CW: My time serving as special counsel to the Assistant Attorney General in the Antitrust Division was extremely rewarding. It required me to become immersed in complex antitrust cases all day every day at the very highest level. It was rather like getting an advanced degree in antitrust by having the opportunity to work with some of the most experienced antitrust lawyers in the world. I cannot point to any one thing that I can say was a concrete benefit to my private practice, but I am confident that my experience there made me a better lawyer.
LD: Having been in both positions, what is your view of the level of cooperation between private and government antitrust efforts? Where can there be improvements?
CW: I think there is certainly room for improvement in the level of cooperation between government and private antitrust enforcement efforts. I think there is sometimes an attitude among government antitrust enforcers – who are outstanding lawyers who labor for many years at relatively low pay in the Department of Justice or the Federal Trade Commission – that private practitioners are only motivated by seeking the largest fees they can get. While economic gain is certainly a motivating factor for any lawyer, I find that for many, if not most, of the lawyers that I interact with on a daily basis who are plaintiff’s counsel in big antitrust cases, that we are equally concerned about seeing that justice is done and that the important policies behind antitrust laws are furthered. The government enforcers have extremely limited resources and Congress has recognized the important role of private antitrust enforcement by adopting the treble-damage remedy and the award of attorneys’ fees to prevailing plaintiffs in antitrust cases.
When I was at the Division one of the matters that I was responsible for was the government’s investigation into price-fixing on the NASDAQ stock exchange. There was a parallel private action which benefited greatly from the government’s uncovering of evidence, and I thought our cooperation with those private plaintiffs at the time was very much in the public interest. In that case the class recovered over $1 billion for injured shareholders, and within a matter of months the prices for transacting on the NASDAQ stock exchange fell dramatically as the price-fixing agreement collapsed. Another example of cooperation, only this time going the other way, was in MDL 1720. A few years ago after we had concluded most of our discovery, the Department of Justice served us with a CID (civil investigative demand) seeking the documents we had compiled in the case, the 400 depositions we took, and our work product. After we obtained an order from the court protecting us against an argument that we were waiving our work product privilege, we gladly turned over to the Department of Justice our entire document database and most of our work product, which the Division then used as the basis for their own action against Visa and MasterCard. The Division then obtained a consent judgment against Visa and MasterCard involving some of the same conduct we had challenged.
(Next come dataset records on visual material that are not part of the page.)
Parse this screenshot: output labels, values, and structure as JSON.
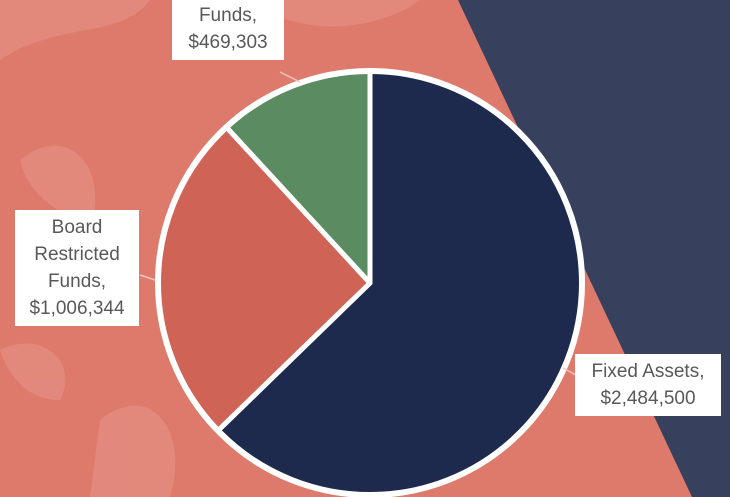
{
  "chart_data": {
    "type": "pie",
    "categories": [
      "Fixed Assets,",
      "Board Restricted Funds,",
      "Funds,"
    ],
    "values": [
      2484500,
      1006344,
      469303
    ],
    "value_labels": [
      "$2,484,500",
      "$1,006,344",
      "$469,303"
    ],
    "colors": [
      "#1d2a4e",
      "#cf6356",
      "#5b8b60"
    ]
  }
}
LD: What led you into antitrust law? Was this an area you had always wanted to practice in?
CW: Even as far back as law school I was very interested in antitrust law. In my first job out of law school I was in-house counsel for a trade association, and my principal exposure to antitrust issues there was writing memoranda to the board of directors reminding them of the things they could not talk about in their board meetings. After I left that job and established my own law firm, I was fortunate enough to find a really interesting case involving a cutting-edge antitrust issue on which I ultimately prevailed after eight hard years of litigation, including one trip to the Court of Appeals. After that case, I found increasing opportunities to direct my practice towards complex antitrust litigation such that in a matter of a few years that was really all I was doing. I consider myself extremely fortunate to have found an area of practice which I enjoy so much and which has enabled me to provide a comfortable living for my family.